Decisão unânime do Plenário preserva a autonomia financeira do órgão
O Supremo Tribunal Federal (STF) afastou a aplicação do teto de gastos previsto no novo arcabouço fiscal às receitas próprias do Ministério Público da União (MPU) destinadas ao custeio de suas atividades. A inclusão desses recursos no cálculo estava suspensa por liminar desde janeiro, e a decisão de mérito foi tomada no julgamento da Ação Direta de Inconstitucionalidade (ADI) 7922, na sessão virtual encerrada em 26/6.

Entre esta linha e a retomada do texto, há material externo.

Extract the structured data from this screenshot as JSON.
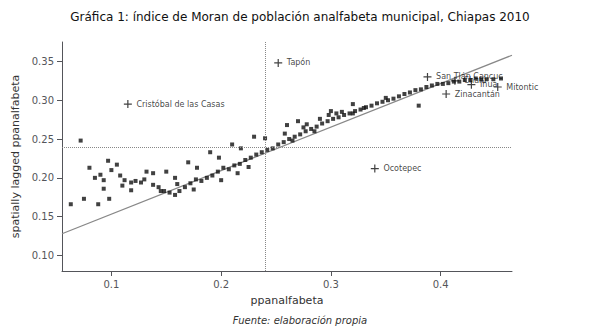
{
  "chart_data": {
    "type": "scatter",
    "title": "Gráfica 1: índice de Moran de población analfabeta municipal, Chiapas 2010",
    "caption": "Fuente: elaboración propia",
    "xlabel": "ppanalfabeta",
    "ylabel": "spatially lagged ppanalfabeta",
    "xlim": [
      0.055,
      0.465
    ],
    "ylim": [
      0.08,
      0.375
    ],
    "xticks": [
      0.1,
      0.2,
      0.3,
      0.4
    ],
    "yticks": [
      {
        "value": 0.1,
        "label": "0.10"
      },
      0.15,
      {
        "value": 0.2,
        "label": "0.20"
      },
      0.25,
      {
        "value": 0.3,
        "label": "0.30"
      },
      0.35
    ],
    "grid": false,
    "reference_lines": {
      "x": 0.237,
      "y": 0.237,
      "color": "#888888",
      "line_style": "dotted"
    },
    "series": [
      {
        "type": "scatter",
        "marker": "square",
        "color": "#111111",
        "points": [
          [
            0.072,
            0.248
          ],
          [
            0.08,
            0.213
          ],
          [
            0.085,
            0.2
          ],
          [
            0.09,
            0.204
          ],
          [
            0.093,
            0.197
          ],
          [
            0.097,
            0.222
          ],
          [
            0.1,
            0.21
          ],
          [
            0.105,
            0.217
          ],
          [
            0.108,
            0.203
          ],
          [
            0.112,
            0.197
          ],
          [
            0.118,
            0.194
          ],
          [
            0.122,
            0.196
          ],
          [
            0.127,
            0.194
          ],
          [
            0.132,
            0.208
          ],
          [
            0.138,
            0.206
          ],
          [
            0.143,
            0.188
          ],
          [
            0.148,
            0.183
          ],
          [
            0.153,
            0.181
          ],
          [
            0.158,
            0.178
          ],
          [
            0.162,
            0.183
          ],
          [
            0.167,
            0.188
          ],
          [
            0.172,
            0.193
          ],
          [
            0.177,
            0.198
          ],
          [
            0.182,
            0.196
          ],
          [
            0.187,
            0.2
          ],
          [
            0.192,
            0.203
          ],
          [
            0.197,
            0.208
          ],
          [
            0.202,
            0.213
          ],
          [
            0.207,
            0.211
          ],
          [
            0.212,
            0.216
          ],
          [
            0.217,
            0.218
          ],
          [
            0.222,
            0.223
          ],
          [
            0.227,
            0.226
          ],
          [
            0.232,
            0.23
          ],
          [
            0.237,
            0.233
          ],
          [
            0.242,
            0.236
          ],
          [
            0.247,
            0.238
          ],
          [
            0.252,
            0.243
          ],
          [
            0.257,
            0.246
          ],
          [
            0.262,
            0.25
          ],
          [
            0.267,
            0.253
          ],
          [
            0.272,
            0.256
          ],
          [
            0.277,
            0.26
          ],
          [
            0.282,
            0.263
          ],
          [
            0.287,
            0.266
          ],
          [
            0.292,
            0.27
          ],
          [
            0.297,
            0.273
          ],
          [
            0.302,
            0.276
          ],
          [
            0.307,
            0.278
          ],
          [
            0.312,
            0.281
          ],
          [
            0.317,
            0.283
          ],
          [
            0.322,
            0.286
          ],
          [
            0.327,
            0.288
          ],
          [
            0.332,
            0.291
          ],
          [
            0.337,
            0.293
          ],
          [
            0.342,
            0.296
          ],
          [
            0.347,
            0.298
          ],
          [
            0.352,
            0.3
          ],
          [
            0.357,
            0.302
          ],
          [
            0.362,
            0.305
          ],
          [
            0.367,
            0.308
          ],
          [
            0.372,
            0.31
          ],
          [
            0.377,
            0.313
          ],
          [
            0.382,
            0.314
          ],
          [
            0.387,
            0.317
          ],
          [
            0.392,
            0.319
          ],
          [
            0.397,
            0.321
          ],
          [
            0.402,
            0.321
          ],
          [
            0.407,
            0.322
          ],
          [
            0.412,
            0.324
          ],
          [
            0.417,
            0.324
          ],
          [
            0.422,
            0.326
          ],
          [
            0.427,
            0.326
          ],
          [
            0.432,
            0.328
          ],
          [
            0.437,
            0.327
          ],
          [
            0.442,
            0.327
          ],
          [
            0.448,
            0.327
          ],
          [
            0.455,
            0.328
          ],
          [
            0.24,
            0.251
          ],
          [
            0.258,
            0.257
          ],
          [
            0.278,
            0.269
          ],
          [
            0.298,
            0.281
          ],
          [
            0.218,
            0.238
          ],
          [
            0.198,
            0.226
          ],
          [
            0.178,
            0.213
          ],
          [
            0.158,
            0.2
          ],
          [
            0.138,
            0.191
          ],
          [
            0.118,
            0.184
          ],
          [
            0.098,
            0.173
          ],
          [
            0.088,
            0.166
          ],
          [
            0.265,
            0.248
          ],
          [
            0.275,
            0.265
          ],
          [
            0.285,
            0.26
          ],
          [
            0.305,
            0.283
          ],
          [
            0.27,
            0.273
          ],
          [
            0.29,
            0.276
          ],
          [
            0.31,
            0.285
          ],
          [
            0.33,
            0.29
          ],
          [
            0.26,
            0.268
          ],
          [
            0.23,
            0.253
          ],
          [
            0.21,
            0.243
          ],
          [
            0.19,
            0.233
          ],
          [
            0.17,
            0.22
          ],
          [
            0.15,
            0.208
          ],
          [
            0.13,
            0.198
          ],
          [
            0.11,
            0.19
          ],
          [
            0.093,
            0.186
          ],
          [
            0.075,
            0.173
          ],
          [
            0.063,
            0.166
          ],
          [
            0.32,
            0.295
          ],
          [
            0.35,
            0.303
          ],
          [
            0.38,
            0.293
          ],
          [
            0.3,
            0.286
          ],
          [
            0.32,
            0.283
          ],
          [
            0.145,
            0.183
          ],
          [
            0.16,
            0.192
          ],
          [
            0.175,
            0.185
          ],
          [
            0.2,
            0.197
          ],
          [
            0.215,
            0.206
          ],
          [
            0.225,
            0.214
          ]
        ]
      },
      {
        "type": "scatter",
        "marker": "plus",
        "color": "#111111",
        "points": [
          [
            0.115,
            0.295
          ],
          [
            0.252,
            0.348
          ],
          [
            0.388,
            0.33
          ],
          [
            0.413,
            0.325
          ],
          [
            0.428,
            0.32
          ],
          [
            0.452,
            0.317
          ],
          [
            0.405,
            0.308
          ],
          [
            0.34,
            0.212
          ]
        ],
        "point_labels": [
          "Cristóbal de las Casas",
          "Tapón",
          "San Tlán Cancuc",
          "Chalú",
          "Ihua",
          "Mitontic",
          "Zinacantán",
          "Ocotepec"
        ]
      },
      {
        "type": "line",
        "color": "#888888",
        "line_style": "solid",
        "points": [
          [
            0.055,
            0.128
          ],
          [
            0.465,
            0.358
          ]
        ]
      }
    ]
  }
}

Autor da ação, o procurador-geral da República, Paulo Gonet, chefe do MPU, argumentava que o Supremo já decidiu pela exclusão das receitas próprias de tribunais e órgãos do Judiciário do teto de gastos do arcabouço fiscal (Lei Complementar 200/2023). Segundo Gonet, esse entendimento deve ser aplicado ao MPU, a fim de assegurar sua autonomia financeira e preservar a simetria entre o Ministério Público e o Poder Judiciário.
Autonomia orçamentária
No voto condutor do julgamento, o ministro Alexandre de Moraes enfatizou que o novo arcabouço fiscal prevê exceções ao teto de gastos, especialmente quando há recursos oriundos de receitas próprias, destinados às finalidades institucionais de órgãos públicos, ou decorrentes de convênios celebrados com entes federativos ou entidades privadas. O Ministério Público Federal, um dos ramos do MPU, recebe receitas próprias de aluguéis, arrendamentos, multas e juros contratuais, indenizações por danos causados ao patrimônio público e tarifas de inscrição em concursos.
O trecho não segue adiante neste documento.